PRESIDENT Online 掲載

2021年1月から始まる大学入学共通テストに向けて、現行のセンター試験でも「思考力」を問う問題が増えている。現役東大生の西岡壱誠さんは、「学んだことや教科書に書いてある知識と結び付けて解を導く能力がある人材を育てるため」という——。

■東大生の“教材”は日常生活すべて

AIが台頭する時代において、自分の頭で考える力「思考力」が必要になると言われています。

誰かの言った通りに動くだけであればロボットでも代替できるから、自分の頭で考えて行動する力が必要になってくる、と。

これを受けて、知識量を問うセンター試験は廃止され、2020年入試改革で「思考力」を問う問題の出題が増えると言われています。
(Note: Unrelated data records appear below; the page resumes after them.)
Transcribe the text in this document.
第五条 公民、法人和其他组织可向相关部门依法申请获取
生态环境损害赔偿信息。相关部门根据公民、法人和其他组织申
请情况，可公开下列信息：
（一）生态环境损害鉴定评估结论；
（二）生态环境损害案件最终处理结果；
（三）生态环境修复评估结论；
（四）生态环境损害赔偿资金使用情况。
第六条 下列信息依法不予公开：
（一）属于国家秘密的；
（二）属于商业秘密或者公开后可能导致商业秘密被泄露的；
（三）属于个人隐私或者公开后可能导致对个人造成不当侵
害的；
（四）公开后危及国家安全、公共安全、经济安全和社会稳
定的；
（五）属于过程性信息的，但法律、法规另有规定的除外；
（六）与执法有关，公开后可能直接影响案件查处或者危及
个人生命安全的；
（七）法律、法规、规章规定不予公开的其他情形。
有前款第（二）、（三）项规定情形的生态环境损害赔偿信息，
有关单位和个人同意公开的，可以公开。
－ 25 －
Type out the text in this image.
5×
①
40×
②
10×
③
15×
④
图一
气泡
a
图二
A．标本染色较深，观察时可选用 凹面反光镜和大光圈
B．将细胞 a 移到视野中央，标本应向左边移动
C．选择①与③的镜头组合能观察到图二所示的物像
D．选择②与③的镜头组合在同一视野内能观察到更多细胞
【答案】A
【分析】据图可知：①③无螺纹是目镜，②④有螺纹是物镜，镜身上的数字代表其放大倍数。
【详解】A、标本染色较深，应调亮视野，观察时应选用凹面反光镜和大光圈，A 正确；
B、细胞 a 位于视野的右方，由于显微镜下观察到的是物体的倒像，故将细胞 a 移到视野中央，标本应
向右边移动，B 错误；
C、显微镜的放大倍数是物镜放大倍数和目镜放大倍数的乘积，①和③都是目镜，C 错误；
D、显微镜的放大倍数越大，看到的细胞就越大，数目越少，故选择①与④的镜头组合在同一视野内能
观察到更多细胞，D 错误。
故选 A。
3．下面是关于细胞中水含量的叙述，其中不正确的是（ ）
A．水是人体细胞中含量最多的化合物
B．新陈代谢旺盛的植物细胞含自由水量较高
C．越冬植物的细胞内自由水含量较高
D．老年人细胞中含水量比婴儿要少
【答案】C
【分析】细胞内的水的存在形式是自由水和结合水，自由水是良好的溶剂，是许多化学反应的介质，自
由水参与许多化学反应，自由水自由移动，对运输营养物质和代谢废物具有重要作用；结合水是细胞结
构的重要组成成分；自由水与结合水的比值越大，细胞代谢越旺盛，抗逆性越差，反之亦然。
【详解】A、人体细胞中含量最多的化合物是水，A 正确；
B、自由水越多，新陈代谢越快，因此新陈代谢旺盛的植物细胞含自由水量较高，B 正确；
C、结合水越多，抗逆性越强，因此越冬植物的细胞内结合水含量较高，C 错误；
「思考力」とはいったいどのような能力なのか? これからの教育はどう変わっていくのか?

それを考える上でキーポイントになるのは、「東大」です。実は東大は70年前から「思考力」を問う問題を出題することをアドミッションポリシーにしており、大学でも学生の思考力を養う授業を展開しているのです。

今回は、いかにして東大生が思考力を身に付けているのか、どうすれば思考力が身に付くのかについてお話ししたいと思います。

もったいぶらずに答えを言うと、東大生は「日常から学ぶ」ことによって、思考力を身に付けています。東大の入試問題では「ジェンガの摩擦を物理学的に答えなさい」とか「カードゲームのブラックジャックで勝つ確率を答えなさい」とか「シャッター通り商店街が増えている理由を答えなさい」とか、そういう日常生活を題材にした問題が多く出題されています。

さらに、東大の授業では「高速道路からわかるシステム工学」とか「ゴジラを題材に考えるメディア論」とか「『の』という言葉について考える言語論」とか、そういう自分の身の回りのことを学びにつなげる授業というのが多く展開されています。